Render the same descriptors a host would see — useful for tests, GUI debugging, or generating documentation:

from automation_file import tools_from_registry, executor

for tool in tools_from_registry(executor.registry):
    print(tool["name"], "->", tool["description"])

Each descriptor is shaped as:

{
  "name": "FA_fast_find",
  "description": "First docstring line of the underlying callable.",
  "inputSchema": {
    "type": "object",
    "properties": {"root": {"type": "string"}, "pattern": {"type": "string"}},
    "required": ["root", "pattern"],
    "additionalProperties": true,
  },
}

Manual smoke test

Pipe JSON-RPC frames straight at the server to confirm it loads:

printf '%s\n%s\n%s\n' \
  '{"jsonrpc":"2.0","id":1,"method":"initialize","params":{}}' \
  '{"jsonrpc":"2.0","id":2,"method":"tools/list"}' \
  '{"jsonrpc":"2.0","id":3,"method":"tools/call","params":{"name":"FA_fast_find","arguments":{"root":".","pattern":"*.py","limit":3}}}' \
  | python -m automation_file mcp

Each input line gets exactly one JSON-RPC reply on stdout (notifications have no reply).

Security considerations

The MCP server runs with the same privileges as the Python process that starts it.
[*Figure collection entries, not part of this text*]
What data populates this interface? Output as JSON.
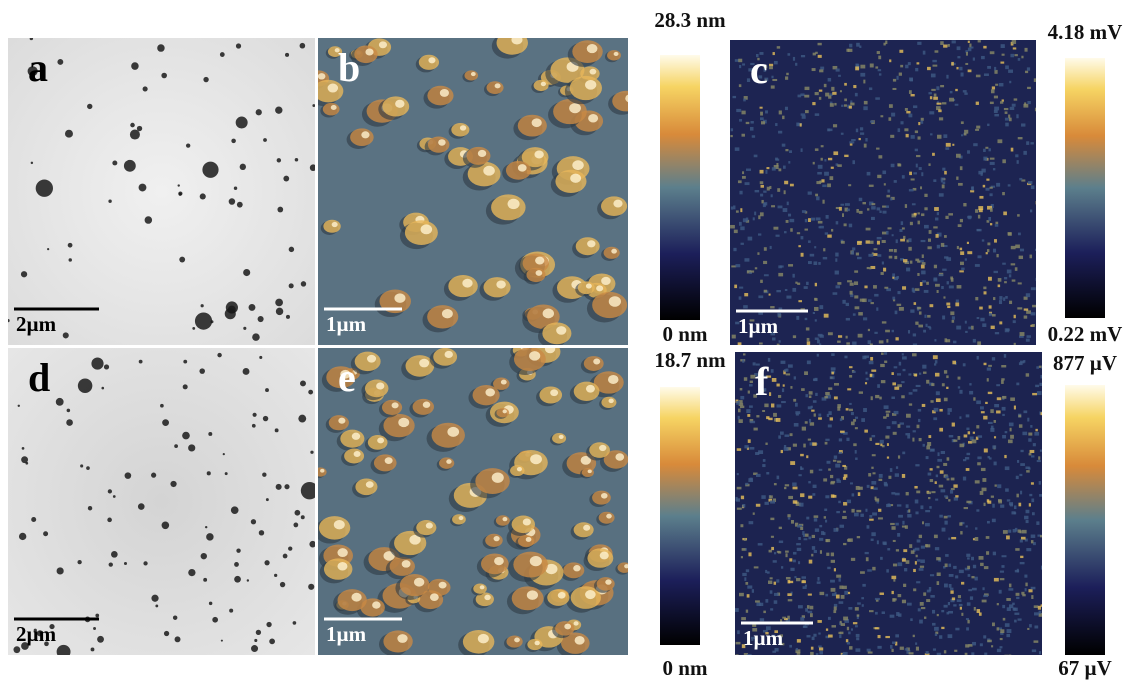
{
  "panels": [
    {
      "label": "a",
      "scale_bar": "2µm"
    },
    {
      "label": "b",
      "scale_bar": "1µm"
    },
    {
      "label": "c",
      "scale_bar": "1µm"
    },
    {
      "label": "d",
      "scale_bar": "2µm"
    },
    {
      "label": "e",
      "scale_bar": "1µm"
    },
    {
      "label": "f",
      "scale_bar": "1µm"
    }
  ],
  "colorbars": [
    {
      "max": "28.3 nm",
      "min": "0 nm"
    },
    {
      "max": "4.18 mV",
      "min": "0.22 mV"
    },
    {
      "max": "18.7 nm",
      "min": "0 nm"
    },
    {
      "max": "877 µV",
      "min": "67 µV"
    }
  ]
}
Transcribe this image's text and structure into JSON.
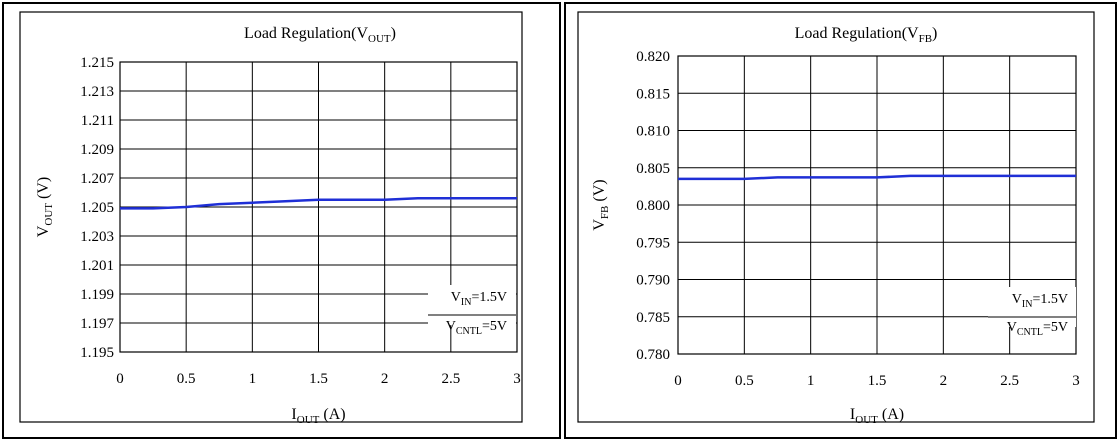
{
  "chart_data": [
    {
      "type": "line",
      "title": "Load Regulation(V",
      "title_sub": "OUT",
      "title_end": ")",
      "xlabel": "I",
      "xlabel_sub": "OUT",
      "xlabel_end": " (A)",
      "ylabel": "V",
      "ylabel_sub": "OUT",
      "ylabel_end": " (V)",
      "xlim": [
        0,
        3
      ],
      "ylim": [
        1.195,
        1.215
      ],
      "x_ticks": [
        "0",
        "0.5",
        "1",
        "1.5",
        "2",
        "2.5",
        "3"
      ],
      "y_ticks": [
        "1.215",
        "1.213",
        "1.211",
        "1.209",
        "1.207",
        "1.205",
        "1.203",
        "1.201",
        "1.199",
        "1.197",
        "1.195"
      ],
      "grid": true,
      "line_color": "#1f2fd6",
      "annotations": [
        {
          "text": "V",
          "sub": "IN",
          "tail": "=1.5V",
          "color": "#e8202a"
        },
        {
          "text": "V",
          "sub": "CNTL",
          "tail": "=5V",
          "color": "#e8202a"
        }
      ],
      "series": [
        {
          "x": [
            0,
            0.25,
            0.5,
            0.75,
            1.0,
            1.25,
            1.5,
            1.75,
            2.0,
            2.25,
            2.5,
            2.75,
            3.0
          ],
          "y": [
            1.2049,
            1.2049,
            1.205,
            1.2052,
            1.2053,
            1.2054,
            1.2055,
            1.2055,
            1.2055,
            1.2056,
            1.2056,
            1.2056,
            1.2056
          ]
        }
      ]
    },
    {
      "type": "line",
      "title": "Load Regulation(V",
      "title_sub": "FB",
      "title_end": ")",
      "xlabel": "I",
      "xlabel_sub": "OUT",
      "xlabel_end": " (A)",
      "ylabel": "V",
      "ylabel_sub": "FB",
      "ylabel_end": " (V)",
      "xlim": [
        0,
        3
      ],
      "ylim": [
        0.78,
        0.82
      ],
      "x_ticks": [
        "0",
        "0.5",
        "1",
        "1.5",
        "2",
        "2.5",
        "3"
      ],
      "y_ticks": [
        "0.820",
        "0.815",
        "0.810",
        "0.805",
        "0.800",
        "0.795",
        "0.790",
        "0.785",
        "0.780"
      ],
      "grid": true,
      "line_color": "#1f2fd6",
      "annotations": [
        {
          "text": "V",
          "sub": "IN",
          "tail": "=1.5V",
          "color": "#e8202a"
        },
        {
          "text": "V",
          "sub": "CNTL",
          "tail": "=5V",
          "color": "#e8202a"
        }
      ],
      "series": [
        {
          "x": [
            0,
            0.25,
            0.5,
            0.75,
            1.0,
            1.25,
            1.5,
            1.75,
            2.0,
            2.25,
            2.5,
            2.75,
            3.0
          ],
          "y": [
            0.8035,
            0.8035,
            0.8035,
            0.8037,
            0.8037,
            0.8037,
            0.8037,
            0.8039,
            0.8039,
            0.8039,
            0.8039,
            0.8039,
            0.8039
          ]
        }
      ]
    }
  ]
}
Every tool call lands in your shell’s user account.
By default the server exposes every registered FA_* action, including ones that delete files, write to the filesystem, or upload to remote backends. Use --allowed-actions to whitelist a tight surface for any host you don’t fully trust.
Do not call add_package_to_executor() (or expose its action) before starting an MCP server intended for a third-party host. That helper registers every top-level function / class / builtin of an arbitrary package and is eval-grade power.
The server logs at the INFO level via file_automation_logger when it starts, including the number of exposed tools and the configured server name. Tool-call payloads are never logged.
Outbound HTTP-bearing actions (FA_download_file, the cloud backends) keep their SSRF guard; the MCP layer does not loosen any per-action check.